Compared with the prior art, the system for measuring the antenna characteristics of the object to be tested of the present invention does not require measurement of the built-in antenna wafer in the environment without a reflection laboratory, thereby reducing the cost of setting up a non-reflective laboratory. In addition, the system of the present invention uses a directional antenna to align the built-in antenna chip to be tested, and can effectively and accurately receive electromagnetic waves emitted by the built-in antenna chip, thereby reducing interference of environmental radiation on the measurement result. In addition, since the overall characteristics of the antenna are proportional to the size of the surrounding clearance area and the ground contact area, the use of the directional antenna measurement of the present invention can reduce the error caused by the site limitation. In addition, the system of the present invention does not require a non-reflective laboratory to measure the built-in antenna wafer, and it is not necessary to set up a calibration environment before measurement, thereby greatly reducing the length of the overall calibration and measurement, and having quick and easy measurement. The structure is simple and easy to repair.
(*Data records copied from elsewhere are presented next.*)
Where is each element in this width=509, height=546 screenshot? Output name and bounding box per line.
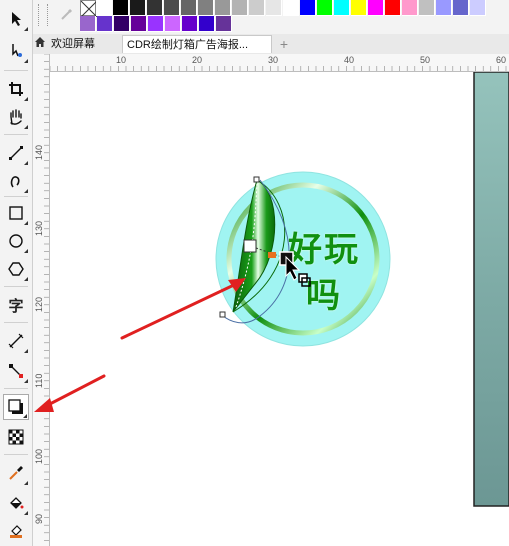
hand-icon <box>10 109 22 125</box>
vertical-ruler[interactable]: 140 130 120 110 100 90 <box>32 54 50 546</box>
ellipse-icon <box>9 234 23 248</box>
eyedropper-tool[interactable] <box>3 460 29 486</box>
text-icon: 字 <box>8 296 24 315</box>
toolbox: 字 <box>0 0 33 546</box>
dimension-line-icon <box>8 333 24 349</box>
crop-tool[interactable] <box>3 76 29 102</box>
hruler-label: 30 <box>268 55 279 65</box>
hruler-label: 20 <box>192 55 203 65</box>
vruler-label: 100 <box>34 448 44 464</box>
color-swatch[interactable] <box>96 0 112 16</box>
color-swatch[interactable] <box>385 0 401 16</box>
poster-background[interactable] <box>473 72 509 507</box>
color-swatch[interactable] <box>351 0 367 16</box>
eyedropper-icon[interactable] <box>60 6 74 20</box>
tab-document-label: CDR绘制灯箱广告海报... <box>127 39 248 51</box>
home-icon <box>34 36 46 48</box>
color-swatch[interactable] <box>249 0 265 16</box>
smart-fill-icon <box>10 525 22 538</box>
tab-welcome-label: 欢迎屏幕 <box>51 38 95 50</box>
color-swatch[interactable] <box>165 16 181 32</box>
checkerboard-icon <box>8 429 24 445</box>
color-swatch[interactable] <box>232 0 248 16</box>
horizontal-ruler[interactable]: 10 20 30 40 50 60 <box>50 54 509 72</box>
rectangle-tool[interactable] <box>3 200 29 226</box>
artistic-media-tool[interactable] <box>3 168 29 194</box>
color-swatch[interactable] <box>131 16 147 32</box>
vruler-label: 120 <box>34 296 44 312</box>
eyedropper-icon <box>9 466 23 480</box>
connector-tool[interactable] <box>3 358 29 384</box>
color-swatch[interactable] <box>419 0 435 16</box>
text-tool[interactable]: 字 <box>3 292 29 318</box>
document-tab-bar: 欢迎屏幕 CDR绘制灯箱广告海报... + <box>32 34 509 55</box>
color-swatch[interactable] <box>317 0 333 16</box>
hruler-label: 60 <box>496 55 507 65</box>
color-swatch[interactable] <box>164 0 180 16</box>
color-swatch[interactable] <box>453 0 469 16</box>
pan-tool[interactable] <box>3 104 29 130</box>
freehand-tool[interactable] <box>3 140 29 166</box>
color-swatch[interactable] <box>80 16 96 32</box>
palette-scroll-handle[interactable] <box>38 4 48 26</box>
color-swatch[interactable] <box>436 0 452 16</box>
drawing-canvas[interactable]: 好玩 吗 <box>50 72 509 546</box>
color-swatch[interactable] <box>300 0 316 16</box>
hruler-label: 40 <box>344 55 355 65</box>
interactive-fill-tool[interactable] <box>3 490 29 516</box>
color-swatch[interactable] <box>181 0 197 16</box>
badge-text-line1[interactable]: 好玩 <box>288 222 360 271</box>
tab-document[interactable]: CDR绘制灯箱广告海报... <box>122 35 272 53</box>
paint-bucket-icon <box>10 497 24 509</box>
vruler-label: 90 <box>34 513 44 524</box>
new-tab-button[interactable]: + <box>276 35 292 53</box>
ellipse-tool[interactable] <box>3 228 29 254</box>
pick-tool[interactable] <box>3 6 29 32</box>
parallel-dimension-tool[interactable] <box>3 328 29 354</box>
polygon-icon <box>8 262 24 276</box>
connector-icon <box>9 364 23 378</box>
color-swatch[interactable] <box>216 16 232 32</box>
color-swatch[interactable] <box>402 0 418 16</box>
pointer-icon <box>12 12 21 26</box>
color-swatch[interactable] <box>182 16 198 32</box>
polygon-tool[interactable] <box>3 256 29 282</box>
annotation-arrow-to-toolbox <box>34 374 106 412</box>
color-swatch[interactable] <box>283 0 299 16</box>
color-swatch[interactable] <box>199 16 215 32</box>
color-swatch[interactable] <box>470 0 486 16</box>
smart-fill-tool[interactable] <box>3 518 29 544</box>
color-swatch[interactable] <box>113 0 129 16</box>
color-swatch[interactable] <box>334 0 350 16</box>
color-swatch[interactable] <box>130 0 146 16</box>
drop-shadow-icon <box>8 399 23 414</box>
color-swatch[interactable] <box>266 0 282 16</box>
vruler-label: 130 <box>34 220 44 236</box>
hruler-label: 10 <box>116 55 127 65</box>
color-palette <box>32 0 509 34</box>
badge-text-line2[interactable]: 吗 <box>306 268 340 317</box>
rectangle-icon <box>9 206 23 220</box>
color-swatch[interactable] <box>147 0 163 16</box>
no-color-swatch[interactable] <box>80 0 98 18</box>
drop-shadow-tool[interactable] <box>3 394 29 420</box>
brush-curve-icon <box>10 176 20 188</box>
shape-edit-icon <box>12 44 22 57</box>
color-swatch[interactable] <box>97 16 113 32</box>
freehand-icon <box>9 146 23 160</box>
color-swatch[interactable] <box>215 0 231 16</box>
vruler-label: 140 <box>34 144 44 160</box>
color-swatch[interactable] <box>148 16 164 32</box>
transparency-tool[interactable] <box>3 424 29 450</box>
color-swatch[interactable] <box>114 16 130 32</box>
shape-tool[interactable] <box>3 38 29 64</box>
tab-welcome[interactable]: 欢迎屏幕 <box>34 35 118 53</box>
color-swatch[interactable] <box>368 0 384 16</box>
crop-icon <box>9 82 23 96</box>
color-swatch[interactable] <box>198 0 214 16</box>
hruler-label: 50 <box>420 55 431 65</box>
While the present invention has been described in its preferred embodiments, the present invention is not intended to limit the invention, and the invention may be variously modified and modified without departing from the spirit and scope of the invention. The scope of protection is subject to the definition of the scope of the patent application.

Claims (6)

A system for measuring an antenna characteristic of a test object, comprising: a directional antenna for receiving an electromagnetic wave signal emitted by a test object; and a waveguide electrically connected to the directional antenna for using the electromagnetic wave signal Transmitting in a waveguide manner; an SMA (Sub Miniature version A) adapter connected to the waveguide for converting the electromagnetic wave signal; and a measuring device connected to the SMA connector for converting the electromagnetic wave according to the electromagnetic wave The signal measures the antenna characteristics of the object to be tested. The system for measuring a built-in antenna chip according to claim 1, wherein the directional antenna comprises: an electromagnetic wave signal receiving source for receiving the electromagnetic wave signal. The system for measuring a built-in antenna wafer according to claim 2, wherein the directional antenna emits the direction of the electromagnetic wave signal toward the object to be tested. The system for measuring a built-in antenna chip according to claim 3, wherein an angle between a direction in which the electromagnetic wave signal is emitted by the object to be tested and a receiving direction of the electromagnetic wave receiving source is 0-45 degrees. The system for measuring a built-in antenna chip according to the second aspect of the invention, wherein the SMA connector comprises: a spacer plate having an opening, having a first face and a second face, the first One side opposite to the second side; a conductive member is disposed on the first surface of the spacer and connected to the measuring device; a center conductor is disposed on the second surface of the spacer, and the first end of the spacer is connected to the conductive member through the opening a second end protrudes from the spacer and is coupled to the waveguide; and a dielectric body surrounds the first end of the center conductor at the opening. A system for measuring a built-in antenna wafer according to claim 1, wherein the antenna characteristic comprises a Voltage Standing Wave Ratio.